Hello all!  It has been awhile, and so much has happened in the last month!  I continue to "joggle" 3 days a week and also continue to fight the good healthy food fight.  I have a weigh-in this Friday and I'm hopeful that I will enter a new decade this time.  It has actually been 3 weeks since I weighed myself.

This past Saturday, I ran in a 5k race to benefit the youth group at my church.  It was in my neighborhood, so I couldn't reasonably say no.  It was at 8:00 in the morning, so it wasn't too hot, but the humidity in Ohio is just unbearable sometimes, so it was definitely sticky!  I couldn't be more ecstatic about my results because I finished it in 37:50!  That is just amazing compared to some of the past races I have done.  My last 5k was in October, 2010, and I beat that time by 12 minutes.  The kicker is that I actually walked the first 5 minutes to warm up, so I was really putting a lot of effort into this run.  If I would have kept up that pace for a 10k, I would have beat my results of the 10k race I ran in April by almost 10 minutes.  Just awesome for me! 

I began using a new training program on my iPhone called Podrunner:Intervals Gateway to 8k, and I love it as much as the 5k training program I previously used.  I am a little embarrassed to admit that I am still on week one, but I have been doing it for almost 3 weeks.  It is really tough, and again, the heat and humidity has been exhausting, so it's all I can do to run 3-4 times a week!  At any rate, I'm still exercising and gettin' my sweat on!

I am trying to reassess my plans to run a Half-Marathon in October.  At this point, I just don't know if I'm ready for that large of a goal.  Yes, I'm wimping out a little, but I'm also trying to be realistic.  I don't want to end up hating exercise.  I am really comfortable with running 3-4 miles at a time right now, but at the same time, I know I need to push the envelope a little.  So, we shall see.  I may make my next goal a 10k and hope to run most of it.  I really think that is a better goal for me right now.

I hope all is well with everyone and that you are taking the time to get out and enjoy some of this blistering sun!

Monday, June 13, 2011

I was Runnin'!

And runnin' I was!  Last night I went for a run and I'm proud to say that I ran for two miles straight!  This is a huge deal for me folks.  I am loving the Podrunner:Intervals program so much!  I never, EVER thought I would be able to run the way I used to, so I am definitely thrilled with that.  I did it in 25 minutes, with a 5 minute walking warm-up and cool-down on each side.  And the best part was that I was not really too winded.  So, I am making strides people!

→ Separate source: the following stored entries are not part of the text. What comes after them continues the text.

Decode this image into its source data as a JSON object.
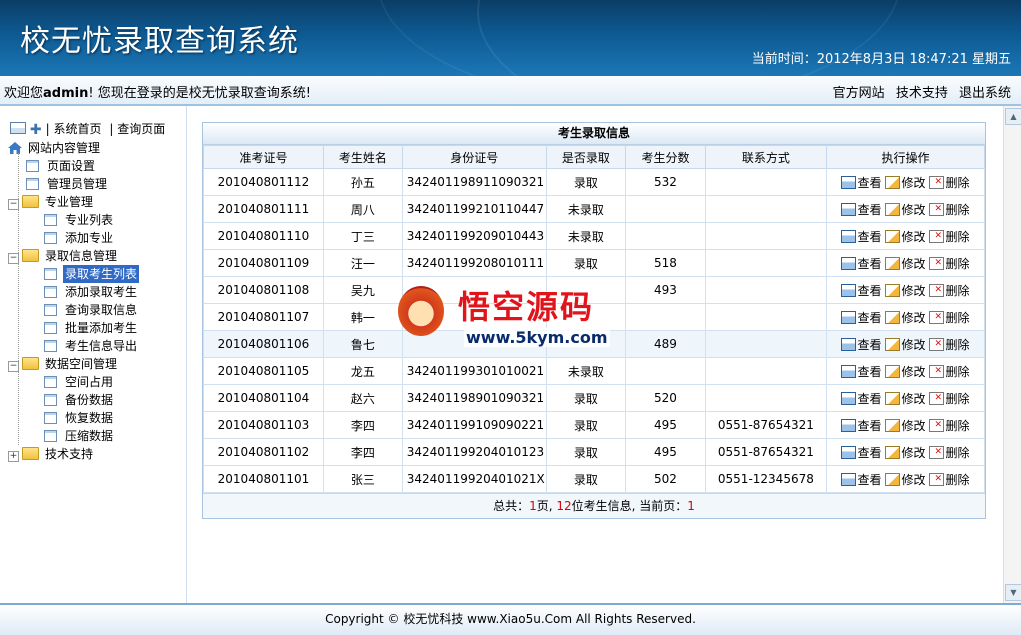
{
  "header": {
    "title": "校无忧录取查询系统",
    "clock_prefix": "当前时间：",
    "clock_value": "2012年8月3日  18:47:21 星期五"
  },
  "welcome": {
    "prefix": "欢迎您",
    "user": "admin",
    "suffix": "! 您现在登录的是校无忧录取查询系统!"
  },
  "top_links": [
    "官方网站",
    "技术支持",
    "退出系统"
  ],
  "sidebar": {
    "quick_links": [
      "| 系统首页",
      "| 查询页面"
    ],
    "tree": [
      {
        "label": "网站内容管理",
        "type": "root"
      },
      {
        "label": "页面设置",
        "type": "page",
        "level": 1
      },
      {
        "label": "管理员管理",
        "type": "page",
        "level": 1
      },
      {
        "label": "专业管理",
        "type": "folder",
        "level": 0
      },
      {
        "label": "专业列表",
        "type": "page",
        "level": 2
      },
      {
        "label": "添加专业",
        "type": "page",
        "level": 2
      },
      {
        "label": "录取信息管理",
        "type": "folder",
        "level": 0
      },
      {
        "label": "录取考生列表",
        "type": "page",
        "level": 2,
        "selected": true
      },
      {
        "label": "添加录取考生",
        "type": "page",
        "level": 2
      },
      {
        "label": "查询录取信息",
        "type": "page",
        "level": 2
      },
      {
        "label": "批量添加考生",
        "type": "page",
        "level": 2
      },
      {
        "label": "考生信息导出",
        "type": "page",
        "level": 2
      },
      {
        "label": "数据空间管理",
        "type": "folder",
        "level": 0
      },
      {
        "label": "空间占用",
        "type": "page",
        "level": 2
      },
      {
        "label": "备份数据",
        "type": "page",
        "level": 2
      },
      {
        "label": "恢复数据",
        "type": "page",
        "level": 2
      },
      {
        "label": "压缩数据",
        "type": "page",
        "level": 2
      },
      {
        "label": "技术支持",
        "type": "folder-collapsed",
        "level": 0
      }
    ]
  },
  "panel": {
    "title": "考生录取信息",
    "columns": [
      "准考证号",
      "考生姓名",
      "身份证号",
      "是否录取",
      "考生分数",
      "联系方式",
      "执行操作"
    ],
    "actions": [
      "查看",
      "修改",
      "删除"
    ],
    "rows": [
      [
        "201040801112",
        "孙五",
        "342401198911090321",
        "录取",
        "532",
        ""
      ],
      [
        "201040801111",
        "周八",
        "342401199210110447",
        "未录取",
        "",
        ""
      ],
      [
        "201040801110",
        "丁三",
        "342401199209010443",
        "未录取",
        "",
        ""
      ],
      [
        "201040801109",
        "汪一",
        "342401199208010111",
        "录取",
        "518",
        ""
      ],
      [
        "201040801108",
        "吴九",
        "",
        "",
        "493",
        ""
      ],
      [
        "201040801107",
        "韩一",
        "",
        "",
        "",
        ""
      ],
      [
        "201040801106",
        "鲁七",
        "",
        "",
        "489",
        ""
      ],
      [
        "201040801105",
        "龙五",
        "342401199301010021",
        "未录取",
        "",
        ""
      ],
      [
        "201040801104",
        "赵六",
        "342401198901090321",
        "录取",
        "520",
        ""
      ],
      [
        "201040801103",
        "李四",
        "342401199109090221",
        "录取",
        "495",
        "0551-87654321"
      ],
      [
        "201040801102",
        "李四",
        "342401199204010123",
        "录取",
        "495",
        "0551-87654321"
      ],
      [
        "201040801101",
        "张三",
        "34240119920401021X",
        "录取",
        "502",
        "0551-12345678"
      ]
    ],
    "highlight_row_index": 6,
    "summary": {
      "p1": "总共：",
      "pages": "1",
      "p2": "页, ",
      "count": "12",
      "p3": "位考生信息, 当前页：",
      "current": "1"
    }
  },
  "watermark": {
    "text": "悟空源码",
    "url": "www.5kym.com"
  },
  "footer": {
    "text": "Copyright © 校无忧科技  www.Xiao5u.Com All Rights Reserved."
  }
}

As for my Weigh-In last week, I only lost 1 additional pound over a two-week period.  I have slowed WAY down in this department and I would really like to pick that part back up.  I have become a little relaxed on my eating habits and I really need to re-focus on this.  I have come way too far to quit at this point.  I really don't think that the healthy changes I have made are ever going to change, but it has become way too easy to slip in the no-no's every once in a while.  I think in my head that one little thing isn't going to hurt me, but I simply cannot live with that attitude.  That is what got me into trouble to begin with!

So, I continue on.  I plan to run again on Tuesday and Thursday.  I need to incorporate my Polar HRM back into my exercise routine, but I found that it is a little cumbersome to have the watch, the monitor strapped around my chest, and my iPhone in my armband all at once.  There are a billion programs out there for the iPhone to monitor heart rate and calories, but I just can't imagine how accurate they are if you aren't wearing the actual monitor around your chest. 

Do you use any smartphone apps for running or exercise, and if so, what do you like?